NAM Weighs in on Senate Cybersecurity Bill. The Cybersecurity Act of 2012 (S. 2105) was introduced in the Senate this week, and it will have a significant impact on every manufacturing industrial sector. Hours after the bill was made public, the NAM posted a blog entry outlining manufacturers’ commitment to our nation’s cybersecurity. While there are many encouraging sections of the proposed legislation that would help manufacturers mitigate current cyber threats, the bill also creates significant regulatory uncertainty that will have little impact on the cybersecurity of much of the critical infrastructure owned and operated by NAM members. The NAM is working with leaders in both the House and Senate to ensure that any legislation that moves forward is thoroughly vetted and works to build on manufacturers’ efforts to secure our country’s assets.
Federal Agencies Confirm Threat to GPS Technology. Lawrence Strickling, head of the Department of Commerce’s National Telecommunications and Information Administration (NTIA), sent a letter to Federal Communications Commission Chairman Julius Genachowski confirming what the NAM has been telling the Hill and the Administration for close to a year—a proposed mobile broadband network that would be launched by a company called LightSquared “will impact GPS services and that there is no practical way to mitigate the potential interference at this time.” GPS technology is utilized widely across many manufacturing sectors including agriculture, aviation, telecommunications and transportation. The deployment of broadband to all manufacturers is an NAM priority—but not at the expense of GPS manufacturers and users.

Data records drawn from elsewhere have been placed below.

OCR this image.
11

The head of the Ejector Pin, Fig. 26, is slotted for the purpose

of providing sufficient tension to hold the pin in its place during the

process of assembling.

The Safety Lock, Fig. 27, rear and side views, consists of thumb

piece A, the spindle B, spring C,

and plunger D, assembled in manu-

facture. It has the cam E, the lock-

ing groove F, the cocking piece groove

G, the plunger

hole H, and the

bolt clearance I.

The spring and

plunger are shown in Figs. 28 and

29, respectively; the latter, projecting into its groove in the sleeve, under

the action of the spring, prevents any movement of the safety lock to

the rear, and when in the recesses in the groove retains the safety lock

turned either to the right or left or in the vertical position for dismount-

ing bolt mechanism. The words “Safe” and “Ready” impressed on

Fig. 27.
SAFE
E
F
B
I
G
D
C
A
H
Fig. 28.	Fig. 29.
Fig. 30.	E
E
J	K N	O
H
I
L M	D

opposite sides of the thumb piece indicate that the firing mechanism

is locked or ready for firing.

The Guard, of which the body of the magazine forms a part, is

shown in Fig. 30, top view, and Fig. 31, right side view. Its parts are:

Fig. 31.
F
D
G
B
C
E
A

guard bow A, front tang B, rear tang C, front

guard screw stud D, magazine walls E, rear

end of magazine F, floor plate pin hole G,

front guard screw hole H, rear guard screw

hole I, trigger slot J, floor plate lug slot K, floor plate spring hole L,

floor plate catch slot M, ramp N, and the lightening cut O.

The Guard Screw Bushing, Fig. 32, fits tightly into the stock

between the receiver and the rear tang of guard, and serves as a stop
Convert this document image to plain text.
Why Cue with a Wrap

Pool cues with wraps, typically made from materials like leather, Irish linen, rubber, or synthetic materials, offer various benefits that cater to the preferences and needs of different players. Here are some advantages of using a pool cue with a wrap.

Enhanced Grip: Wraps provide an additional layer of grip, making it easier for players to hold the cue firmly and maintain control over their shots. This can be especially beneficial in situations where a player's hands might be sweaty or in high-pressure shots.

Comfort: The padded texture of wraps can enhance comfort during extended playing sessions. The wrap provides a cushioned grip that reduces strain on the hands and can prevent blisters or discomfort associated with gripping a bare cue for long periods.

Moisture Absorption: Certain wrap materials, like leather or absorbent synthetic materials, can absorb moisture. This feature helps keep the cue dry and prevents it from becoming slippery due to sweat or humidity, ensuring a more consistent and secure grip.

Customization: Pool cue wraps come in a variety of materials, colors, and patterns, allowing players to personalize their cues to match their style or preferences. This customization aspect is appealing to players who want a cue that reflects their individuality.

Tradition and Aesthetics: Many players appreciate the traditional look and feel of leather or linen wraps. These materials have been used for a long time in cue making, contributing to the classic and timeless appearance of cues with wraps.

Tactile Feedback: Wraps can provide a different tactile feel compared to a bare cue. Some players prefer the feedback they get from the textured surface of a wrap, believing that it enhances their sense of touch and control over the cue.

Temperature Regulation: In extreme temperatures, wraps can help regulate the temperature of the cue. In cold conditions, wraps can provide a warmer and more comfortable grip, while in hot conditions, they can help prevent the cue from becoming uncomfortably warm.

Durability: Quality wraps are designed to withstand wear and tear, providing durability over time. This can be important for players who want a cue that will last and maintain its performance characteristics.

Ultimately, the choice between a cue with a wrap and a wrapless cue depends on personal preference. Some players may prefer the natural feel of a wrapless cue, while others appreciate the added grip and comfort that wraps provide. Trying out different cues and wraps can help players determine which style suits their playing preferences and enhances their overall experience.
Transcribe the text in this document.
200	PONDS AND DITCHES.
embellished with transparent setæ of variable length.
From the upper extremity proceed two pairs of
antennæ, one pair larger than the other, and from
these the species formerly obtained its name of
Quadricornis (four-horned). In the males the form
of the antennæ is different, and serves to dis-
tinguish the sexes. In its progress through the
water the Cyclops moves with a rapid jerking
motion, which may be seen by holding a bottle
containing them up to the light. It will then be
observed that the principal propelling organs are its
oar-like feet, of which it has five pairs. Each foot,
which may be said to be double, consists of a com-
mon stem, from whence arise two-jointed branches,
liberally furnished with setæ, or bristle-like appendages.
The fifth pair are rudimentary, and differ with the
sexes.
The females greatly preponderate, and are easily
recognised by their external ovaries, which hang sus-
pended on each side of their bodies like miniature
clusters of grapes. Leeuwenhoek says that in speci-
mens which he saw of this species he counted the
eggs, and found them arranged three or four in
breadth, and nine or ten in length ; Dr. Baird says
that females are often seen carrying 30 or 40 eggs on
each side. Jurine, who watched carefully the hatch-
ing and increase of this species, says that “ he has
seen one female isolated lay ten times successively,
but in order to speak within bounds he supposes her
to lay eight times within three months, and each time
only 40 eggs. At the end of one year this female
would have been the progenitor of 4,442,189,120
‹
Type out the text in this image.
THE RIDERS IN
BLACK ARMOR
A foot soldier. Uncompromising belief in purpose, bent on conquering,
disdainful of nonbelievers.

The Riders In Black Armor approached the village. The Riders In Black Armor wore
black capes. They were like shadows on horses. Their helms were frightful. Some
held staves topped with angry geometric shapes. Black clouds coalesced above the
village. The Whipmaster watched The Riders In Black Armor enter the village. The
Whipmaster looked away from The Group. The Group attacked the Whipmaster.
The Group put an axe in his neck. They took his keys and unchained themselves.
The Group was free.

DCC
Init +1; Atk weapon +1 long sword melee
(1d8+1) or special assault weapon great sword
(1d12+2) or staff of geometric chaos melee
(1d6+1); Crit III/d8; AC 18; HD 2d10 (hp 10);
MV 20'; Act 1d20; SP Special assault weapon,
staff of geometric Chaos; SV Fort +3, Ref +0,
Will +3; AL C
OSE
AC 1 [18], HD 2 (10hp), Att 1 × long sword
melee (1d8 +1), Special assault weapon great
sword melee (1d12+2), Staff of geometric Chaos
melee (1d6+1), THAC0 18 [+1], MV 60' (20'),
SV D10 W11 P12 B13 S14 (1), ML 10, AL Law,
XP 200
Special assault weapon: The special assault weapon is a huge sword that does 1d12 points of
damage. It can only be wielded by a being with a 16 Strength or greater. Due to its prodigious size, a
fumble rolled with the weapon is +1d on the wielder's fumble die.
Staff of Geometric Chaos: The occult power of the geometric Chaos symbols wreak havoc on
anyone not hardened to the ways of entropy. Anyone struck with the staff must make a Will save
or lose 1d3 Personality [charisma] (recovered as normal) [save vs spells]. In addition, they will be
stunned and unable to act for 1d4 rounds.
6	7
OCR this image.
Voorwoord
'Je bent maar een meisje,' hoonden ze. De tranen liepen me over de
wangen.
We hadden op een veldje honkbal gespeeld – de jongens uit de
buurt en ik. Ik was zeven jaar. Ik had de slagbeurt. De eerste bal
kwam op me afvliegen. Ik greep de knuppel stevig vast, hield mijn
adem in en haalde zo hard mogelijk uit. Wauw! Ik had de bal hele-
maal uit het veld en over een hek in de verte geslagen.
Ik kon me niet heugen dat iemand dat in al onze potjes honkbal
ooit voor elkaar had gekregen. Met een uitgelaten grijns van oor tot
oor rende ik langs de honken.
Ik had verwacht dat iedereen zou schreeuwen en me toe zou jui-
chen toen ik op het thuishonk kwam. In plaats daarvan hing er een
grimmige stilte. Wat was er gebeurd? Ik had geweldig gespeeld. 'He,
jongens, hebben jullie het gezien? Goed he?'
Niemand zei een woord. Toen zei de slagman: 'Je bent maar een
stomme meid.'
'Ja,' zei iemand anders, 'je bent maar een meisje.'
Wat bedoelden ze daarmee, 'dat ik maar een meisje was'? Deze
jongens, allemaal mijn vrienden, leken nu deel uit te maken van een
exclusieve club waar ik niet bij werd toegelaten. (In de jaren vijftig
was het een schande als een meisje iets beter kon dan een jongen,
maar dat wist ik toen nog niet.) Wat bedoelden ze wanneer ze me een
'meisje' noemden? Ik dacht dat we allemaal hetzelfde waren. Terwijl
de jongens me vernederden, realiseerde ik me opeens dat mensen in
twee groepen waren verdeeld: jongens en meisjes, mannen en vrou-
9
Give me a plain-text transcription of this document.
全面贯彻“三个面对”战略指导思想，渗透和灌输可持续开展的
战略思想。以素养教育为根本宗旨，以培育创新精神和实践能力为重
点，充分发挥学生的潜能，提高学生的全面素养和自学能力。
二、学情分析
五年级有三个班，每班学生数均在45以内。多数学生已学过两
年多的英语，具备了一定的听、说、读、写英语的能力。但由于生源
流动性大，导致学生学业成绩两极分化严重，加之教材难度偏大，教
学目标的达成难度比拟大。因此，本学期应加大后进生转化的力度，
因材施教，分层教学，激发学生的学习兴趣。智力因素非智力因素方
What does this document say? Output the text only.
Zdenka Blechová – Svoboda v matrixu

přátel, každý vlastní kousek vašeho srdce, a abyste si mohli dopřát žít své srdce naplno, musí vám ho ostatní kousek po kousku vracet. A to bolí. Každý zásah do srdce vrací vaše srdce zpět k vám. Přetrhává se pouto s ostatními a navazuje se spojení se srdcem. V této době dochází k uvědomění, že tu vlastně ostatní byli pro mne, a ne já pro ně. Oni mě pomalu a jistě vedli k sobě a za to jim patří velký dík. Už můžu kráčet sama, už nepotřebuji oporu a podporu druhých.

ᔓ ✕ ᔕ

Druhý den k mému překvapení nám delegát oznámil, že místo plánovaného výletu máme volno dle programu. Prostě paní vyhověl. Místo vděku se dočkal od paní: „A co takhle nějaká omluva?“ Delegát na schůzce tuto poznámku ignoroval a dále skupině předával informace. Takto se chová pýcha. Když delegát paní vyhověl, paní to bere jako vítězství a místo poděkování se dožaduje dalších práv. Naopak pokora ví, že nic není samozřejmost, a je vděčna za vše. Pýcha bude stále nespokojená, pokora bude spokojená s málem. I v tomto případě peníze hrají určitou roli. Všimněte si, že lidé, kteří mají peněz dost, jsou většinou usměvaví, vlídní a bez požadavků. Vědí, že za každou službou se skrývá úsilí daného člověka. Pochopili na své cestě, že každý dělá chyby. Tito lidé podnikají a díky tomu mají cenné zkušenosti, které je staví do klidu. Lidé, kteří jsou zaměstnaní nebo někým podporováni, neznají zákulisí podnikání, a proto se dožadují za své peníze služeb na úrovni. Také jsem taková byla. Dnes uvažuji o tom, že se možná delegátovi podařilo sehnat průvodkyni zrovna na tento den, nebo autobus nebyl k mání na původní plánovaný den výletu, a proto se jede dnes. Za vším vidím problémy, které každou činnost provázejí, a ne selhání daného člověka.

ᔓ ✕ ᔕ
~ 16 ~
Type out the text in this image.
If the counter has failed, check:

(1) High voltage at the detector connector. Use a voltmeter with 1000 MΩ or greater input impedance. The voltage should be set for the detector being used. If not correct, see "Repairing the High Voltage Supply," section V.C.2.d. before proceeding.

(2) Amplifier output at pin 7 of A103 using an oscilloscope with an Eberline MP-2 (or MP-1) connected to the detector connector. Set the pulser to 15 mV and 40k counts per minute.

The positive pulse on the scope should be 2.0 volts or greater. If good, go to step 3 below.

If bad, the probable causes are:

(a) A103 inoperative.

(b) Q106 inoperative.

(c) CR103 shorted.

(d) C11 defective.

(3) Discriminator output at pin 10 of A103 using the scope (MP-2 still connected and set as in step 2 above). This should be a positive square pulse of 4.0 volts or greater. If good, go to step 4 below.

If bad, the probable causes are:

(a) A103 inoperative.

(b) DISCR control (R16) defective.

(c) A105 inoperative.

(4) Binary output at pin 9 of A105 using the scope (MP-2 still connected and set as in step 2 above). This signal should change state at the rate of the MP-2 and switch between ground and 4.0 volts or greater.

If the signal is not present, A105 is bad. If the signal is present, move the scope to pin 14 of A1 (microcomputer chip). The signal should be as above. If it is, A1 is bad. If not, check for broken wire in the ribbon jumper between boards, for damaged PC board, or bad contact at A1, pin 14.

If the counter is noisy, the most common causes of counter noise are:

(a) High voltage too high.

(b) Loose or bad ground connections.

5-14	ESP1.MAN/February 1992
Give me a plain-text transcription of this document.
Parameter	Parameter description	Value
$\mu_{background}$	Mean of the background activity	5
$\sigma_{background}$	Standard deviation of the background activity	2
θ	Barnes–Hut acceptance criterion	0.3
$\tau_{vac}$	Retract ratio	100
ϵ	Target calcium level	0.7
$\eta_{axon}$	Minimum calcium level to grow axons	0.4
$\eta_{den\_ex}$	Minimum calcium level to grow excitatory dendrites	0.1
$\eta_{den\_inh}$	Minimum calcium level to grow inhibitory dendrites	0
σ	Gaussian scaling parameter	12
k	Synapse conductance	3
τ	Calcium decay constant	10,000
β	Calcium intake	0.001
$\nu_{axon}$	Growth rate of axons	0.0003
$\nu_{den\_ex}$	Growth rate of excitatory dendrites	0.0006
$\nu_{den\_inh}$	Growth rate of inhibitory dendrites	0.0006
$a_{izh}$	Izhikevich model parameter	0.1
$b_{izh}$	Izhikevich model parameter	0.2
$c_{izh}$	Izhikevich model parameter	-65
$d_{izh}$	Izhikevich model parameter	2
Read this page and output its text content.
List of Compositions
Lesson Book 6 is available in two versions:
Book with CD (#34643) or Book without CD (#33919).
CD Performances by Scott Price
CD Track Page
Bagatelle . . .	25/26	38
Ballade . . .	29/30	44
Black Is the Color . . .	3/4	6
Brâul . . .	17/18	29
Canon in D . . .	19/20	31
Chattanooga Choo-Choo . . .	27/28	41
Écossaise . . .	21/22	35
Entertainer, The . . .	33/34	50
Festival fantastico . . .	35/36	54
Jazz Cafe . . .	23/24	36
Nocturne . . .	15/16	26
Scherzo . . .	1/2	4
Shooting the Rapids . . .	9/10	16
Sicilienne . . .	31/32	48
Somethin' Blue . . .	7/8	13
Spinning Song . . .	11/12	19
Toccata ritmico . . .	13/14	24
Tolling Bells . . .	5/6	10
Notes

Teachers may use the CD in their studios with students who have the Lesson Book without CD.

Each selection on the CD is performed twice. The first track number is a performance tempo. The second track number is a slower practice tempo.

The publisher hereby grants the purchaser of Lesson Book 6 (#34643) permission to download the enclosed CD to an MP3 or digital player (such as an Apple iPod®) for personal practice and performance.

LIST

More Wireless Broadband Is Critical to Manufacturers. This week, the NAM sent a letter to the leaders of the House Energy and Commerce Committee in support of the Jumpstarting Opportunity with Broadband Spectrum (JOBS) Act. As manufacturers become increasingly dependent on the wireless Internet and advanced telecommunication devices in their daily connections with customers, employees, suppliers and valued partners, it is critical that there is enough spectrum available so that business growth and job creation are not adversely impacted. The JOBS Act will increase the availability of wireless spectrum and let the marketplace decide how it is best used.